Two recent well-designed randomized controlled trials (RCTs) showed that two new agents, 1) lasofoxifene, a selective estrogen-receptor modulator, and 2) denosumab, a monoclonal antibody that inhibits osteoclasts, prevented fractures in women with osteoporosis. The RCTs compared the new agent vs. placebo added to calcium + vitamin D. However, other therapies are known reduce the incidence of fractures by 30%-50% compared to calcium + vitamin D.
Placebo controlled trials for osteoporosis have been controversial when effective therapies exist. Such trials are clearly unethical if participants are at risk for serious harm or if they do not give informed consent. However, how do we determine whether harm is serious or whether consent is informed? In one of the trials, incidence of hip fractures in the placebo was 1.2% vs. 0.7% in the active group, and the incidence of vertebral fracture was 7.2% vs. 2.3% respectively. All hip fractures are serious; many vertebral fractures are clinically silent. In these studies, all women were informed of the availability of drugs that prevent osteoporotic fractures. If a participant developed a new fracture or her bone mineral density dropped below predetermined thresholds, she was referred to her treating physician to consider off-study treatments for osteoporosis.

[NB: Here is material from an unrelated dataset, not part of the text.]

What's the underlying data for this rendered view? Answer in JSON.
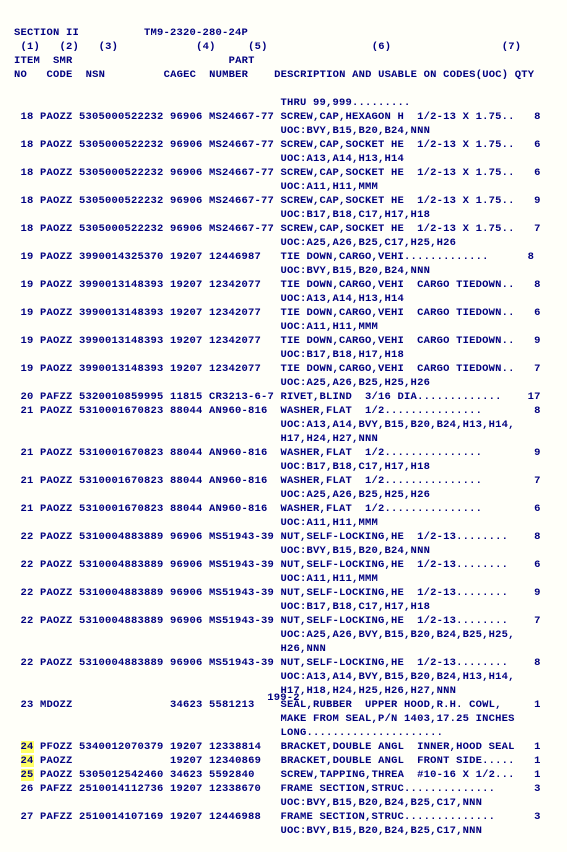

What would you recommend? Suppose you are a member of an Institutional Review Board (IRB) reviewing a clinical trial of a new drug for osteoporosis, comparing the new drug vs. placebo added to calcium + vitamin D. First, to ensure that the benefit/risk ratio in the trial is acceptable, what protocol requirements and IRB procedures would you recommend? And second, what measures would you require to ensure that consent is informed and voluntary?